Der zweite Teil stand wie gewohnt im Zeichen von „Frage und Antwort“. Wobei die Fragen an Bruce vom Publikum auf Kärtchen, die vor der Show beim Eintritt verteilt wurden, geschrieben werden konnten. Schon vor der Show und in der Pause wurden dann von ihm passende und interessante Fragen ausgewählt und im zweiten Teil beantwortet. Ich bin mir nicht sicher, ob das Ganze nicht schon im Vorfeld jedes Abends feststeht, welche Fragen vorgelesen und beantwortet werden. Mich machte es nämlich stutzig, dass wirklich lustige oder skurrile Fragen von Bruce ausgesucht wurden und er das Publikum dann darauf direkt ansprach (man sollte auf die Karte auch seinen Namen schreiben), sich aber kein einziger Verfasser zu Wort meldete um mit Dickinson ins Gespräch zu kommen. Also wenn er meine Karte ausgesucht hätte, hätte ich mich wenigstens als Verfasser derjenigen zu kennen gegeben. Natürlich tauchten auch immer wieder Fragen auf zwecks neuem Soloalbum, einer Solo-Tour oder der nächsten MAIDEN-Tournee. Diese sind ganz sicher von ihm selber ins Paket geschmuggelt worden.

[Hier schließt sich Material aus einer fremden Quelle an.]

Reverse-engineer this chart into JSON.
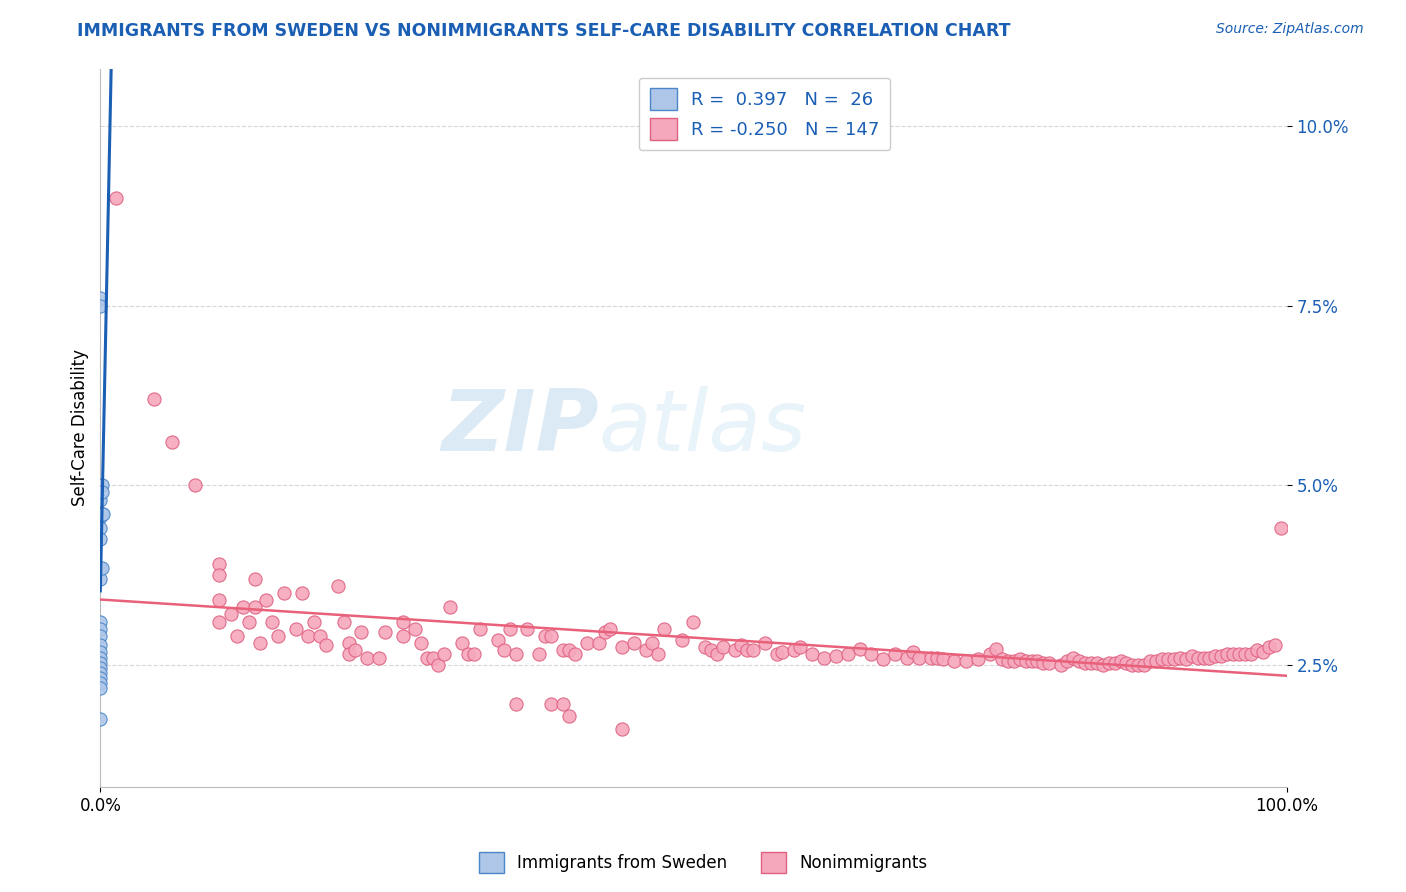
{
  "title": "IMMIGRANTS FROM SWEDEN VS NONIMMIGRANTS SELF-CARE DISABILITY CORRELATION CHART",
  "source": "Source: ZipAtlas.com",
  "ylabel": "Self-Care Disability",
  "ytick_labels": [
    "2.5%",
    "5.0%",
    "7.5%",
    "10.0%"
  ],
  "ytick_values": [
    0.025,
    0.05,
    0.075,
    0.1
  ],
  "xlim": [
    0.0,
    1.0
  ],
  "ylim": [
    0.008,
    0.108
  ],
  "legend_blue_label": "Immigrants from Sweden",
  "legend_pink_label": "Nonimmigrants",
  "blue_color": "#aec6e8",
  "blue_edge_color": "#4a86c8",
  "pink_color": "#f5a8bc",
  "pink_edge_color": "#e06080",
  "blue_line_color": "#1a5fb4",
  "blue_dash_color": "#90b8d8",
  "pink_line_color": "#e8607a",
  "background_color": "#ffffff",
  "grid_color": "#cccccc",
  "title_color": "#1a5fb4",
  "source_color": "#1a5fb4",
  "blue_scatter": [
    [
      0.0,
      0.076
    ],
    [
      0.0,
      0.075
    ],
    [
      0.0,
      0.048
    ],
    [
      0.0,
      0.0455
    ],
    [
      0.0,
      0.044
    ],
    [
      0.0,
      0.0425
    ],
    [
      0.0,
      0.0385
    ],
    [
      0.0,
      0.037
    ],
    [
      0.0,
      0.031
    ],
    [
      0.0,
      0.03
    ],
    [
      0.0,
      0.029
    ],
    [
      0.0,
      0.0278
    ],
    [
      0.0,
      0.0268
    ],
    [
      0.0,
      0.026
    ],
    [
      0.0,
      0.0252
    ],
    [
      0.0,
      0.0245
    ],
    [
      0.0,
      0.0238
    ],
    [
      0.0,
      0.0232
    ],
    [
      0.0,
      0.0225
    ],
    [
      0.0,
      0.0218
    ],
    [
      0.0,
      0.0175
    ],
    [
      0.001,
      0.05
    ],
    [
      0.001,
      0.049
    ],
    [
      0.001,
      0.046
    ],
    [
      0.001,
      0.0385
    ],
    [
      0.002,
      0.046
    ]
  ],
  "pink_scatter": [
    [
      0.013,
      0.09
    ],
    [
      0.045,
      0.062
    ],
    [
      0.06,
      0.056
    ],
    [
      0.08,
      0.05
    ],
    [
      0.1,
      0.039
    ],
    [
      0.1,
      0.0375
    ],
    [
      0.1,
      0.034
    ],
    [
      0.1,
      0.031
    ],
    [
      0.11,
      0.032
    ],
    [
      0.115,
      0.029
    ],
    [
      0.12,
      0.033
    ],
    [
      0.125,
      0.031
    ],
    [
      0.13,
      0.037
    ],
    [
      0.13,
      0.033
    ],
    [
      0.135,
      0.028
    ],
    [
      0.14,
      0.034
    ],
    [
      0.145,
      0.031
    ],
    [
      0.15,
      0.029
    ],
    [
      0.155,
      0.035
    ],
    [
      0.165,
      0.03
    ],
    [
      0.17,
      0.035
    ],
    [
      0.175,
      0.029
    ],
    [
      0.18,
      0.031
    ],
    [
      0.185,
      0.029
    ],
    [
      0.19,
      0.0278
    ],
    [
      0.2,
      0.036
    ],
    [
      0.205,
      0.031
    ],
    [
      0.21,
      0.028
    ],
    [
      0.21,
      0.0265
    ],
    [
      0.215,
      0.027
    ],
    [
      0.22,
      0.0295
    ],
    [
      0.225,
      0.026
    ],
    [
      0.235,
      0.026
    ],
    [
      0.24,
      0.0295
    ],
    [
      0.255,
      0.031
    ],
    [
      0.255,
      0.029
    ],
    [
      0.265,
      0.03
    ],
    [
      0.27,
      0.028
    ],
    [
      0.275,
      0.026
    ],
    [
      0.28,
      0.026
    ],
    [
      0.285,
      0.025
    ],
    [
      0.29,
      0.0265
    ],
    [
      0.295,
      0.033
    ],
    [
      0.305,
      0.028
    ],
    [
      0.31,
      0.0265
    ],
    [
      0.315,
      0.0265
    ],
    [
      0.32,
      0.03
    ],
    [
      0.335,
      0.0285
    ],
    [
      0.34,
      0.027
    ],
    [
      0.345,
      0.03
    ],
    [
      0.35,
      0.0265
    ],
    [
      0.36,
      0.03
    ],
    [
      0.37,
      0.0265
    ],
    [
      0.375,
      0.029
    ],
    [
      0.38,
      0.029
    ],
    [
      0.39,
      0.027
    ],
    [
      0.395,
      0.027
    ],
    [
      0.4,
      0.0265
    ],
    [
      0.41,
      0.028
    ],
    [
      0.42,
      0.028
    ],
    [
      0.425,
      0.0295
    ],
    [
      0.43,
      0.03
    ],
    [
      0.44,
      0.0275
    ],
    [
      0.45,
      0.028
    ],
    [
      0.46,
      0.027
    ],
    [
      0.465,
      0.028
    ],
    [
      0.47,
      0.0265
    ],
    [
      0.475,
      0.03
    ],
    [
      0.49,
      0.0285
    ],
    [
      0.5,
      0.031
    ],
    [
      0.51,
      0.0275
    ],
    [
      0.515,
      0.027
    ],
    [
      0.52,
      0.0265
    ],
    [
      0.525,
      0.0275
    ],
    [
      0.535,
      0.027
    ],
    [
      0.54,
      0.0278
    ],
    [
      0.545,
      0.027
    ],
    [
      0.55,
      0.027
    ],
    [
      0.56,
      0.028
    ],
    [
      0.57,
      0.0265
    ],
    [
      0.575,
      0.0268
    ],
    [
      0.585,
      0.027
    ],
    [
      0.59,
      0.0275
    ],
    [
      0.6,
      0.0265
    ],
    [
      0.61,
      0.026
    ],
    [
      0.62,
      0.0262
    ],
    [
      0.63,
      0.0265
    ],
    [
      0.64,
      0.0272
    ],
    [
      0.65,
      0.0265
    ],
    [
      0.66,
      0.0258
    ],
    [
      0.67,
      0.0265
    ],
    [
      0.68,
      0.026
    ],
    [
      0.685,
      0.0268
    ],
    [
      0.69,
      0.026
    ],
    [
      0.7,
      0.026
    ],
    [
      0.705,
      0.026
    ],
    [
      0.71,
      0.0258
    ],
    [
      0.72,
      0.0255
    ],
    [
      0.73,
      0.0255
    ],
    [
      0.74,
      0.0258
    ],
    [
      0.75,
      0.0265
    ],
    [
      0.755,
      0.0272
    ],
    [
      0.76,
      0.0258
    ],
    [
      0.765,
      0.0255
    ],
    [
      0.77,
      0.0255
    ],
    [
      0.775,
      0.0258
    ],
    [
      0.78,
      0.0255
    ],
    [
      0.785,
      0.0255
    ],
    [
      0.79,
      0.0255
    ],
    [
      0.795,
      0.0253
    ],
    [
      0.8,
      0.0253
    ],
    [
      0.81,
      0.025
    ],
    [
      0.815,
      0.0255
    ],
    [
      0.82,
      0.026
    ],
    [
      0.825,
      0.0255
    ],
    [
      0.83,
      0.0252
    ],
    [
      0.835,
      0.0252
    ],
    [
      0.84,
      0.0252
    ],
    [
      0.845,
      0.025
    ],
    [
      0.85,
      0.0252
    ],
    [
      0.855,
      0.0252
    ],
    [
      0.86,
      0.0255
    ],
    [
      0.865,
      0.0252
    ],
    [
      0.87,
      0.025
    ],
    [
      0.875,
      0.025
    ],
    [
      0.88,
      0.025
    ],
    [
      0.885,
      0.0255
    ],
    [
      0.89,
      0.0255
    ],
    [
      0.895,
      0.0258
    ],
    [
      0.9,
      0.0258
    ],
    [
      0.905,
      0.0258
    ],
    [
      0.91,
      0.026
    ],
    [
      0.915,
      0.0258
    ],
    [
      0.92,
      0.0262
    ],
    [
      0.925,
      0.026
    ],
    [
      0.93,
      0.026
    ],
    [
      0.935,
      0.026
    ],
    [
      0.94,
      0.0262
    ],
    [
      0.945,
      0.0262
    ],
    [
      0.95,
      0.0265
    ],
    [
      0.955,
      0.0265
    ],
    [
      0.96,
      0.0265
    ],
    [
      0.965,
      0.0265
    ],
    [
      0.97,
      0.0265
    ],
    [
      0.975,
      0.027
    ],
    [
      0.98,
      0.0268
    ],
    [
      0.985,
      0.0275
    ],
    [
      0.99,
      0.0278
    ],
    [
      0.995,
      0.044
    ],
    [
      0.35,
      0.0195
    ],
    [
      0.38,
      0.0195
    ],
    [
      0.39,
      0.0195
    ],
    [
      0.395,
      0.0178
    ],
    [
      0.44,
      0.016
    ]
  ]
}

Wie auch die Frage: „Why did you leave me at home?“, unterschrieben von Steve Harris.
Nach einer A-capella Version der Anfangsstrophe von „Revelations“ war dann auch der zweite Teil nach einer halben Stunde vorbei und Bruce entfleuchte ohne Wiederkehr von der Bühne. Leider auch dieses Mal ohne einer anschließenden Signing Session. Die Autogrammjäger und mein linker Oberarm gingen wieder einmal ohne Unterschrift nach Hause.
Dennoch war es ein grandioser und sehr lustiger wie kurzweiliger Abend. Wenn es nicht Montagabend bzw. Nacht gewesen wäre und man nicht noch heimfahren müsste, könnte Herr Dickinson noch einige Stunden so weitermachen, Geschichten hätte er definitiv genug auf Lager.
So mancher Comedian wäre gut beraten, sich „The Evening With Bruce Dickinson“ einmal anzuschauen, da würde der eine oder andere sehen und vielleicht lernen, wie man das Publikum locker flockig unterhält und zum Lachen bringt, ohne dass es hölzern und auswendig heruntergeleiert klingt. Bruce wäre dazu nicht einmal vom Fach, er ist einfach höchst charismatisch, interessant und weiß, wie man mit dem britischen Black Humor umgeht.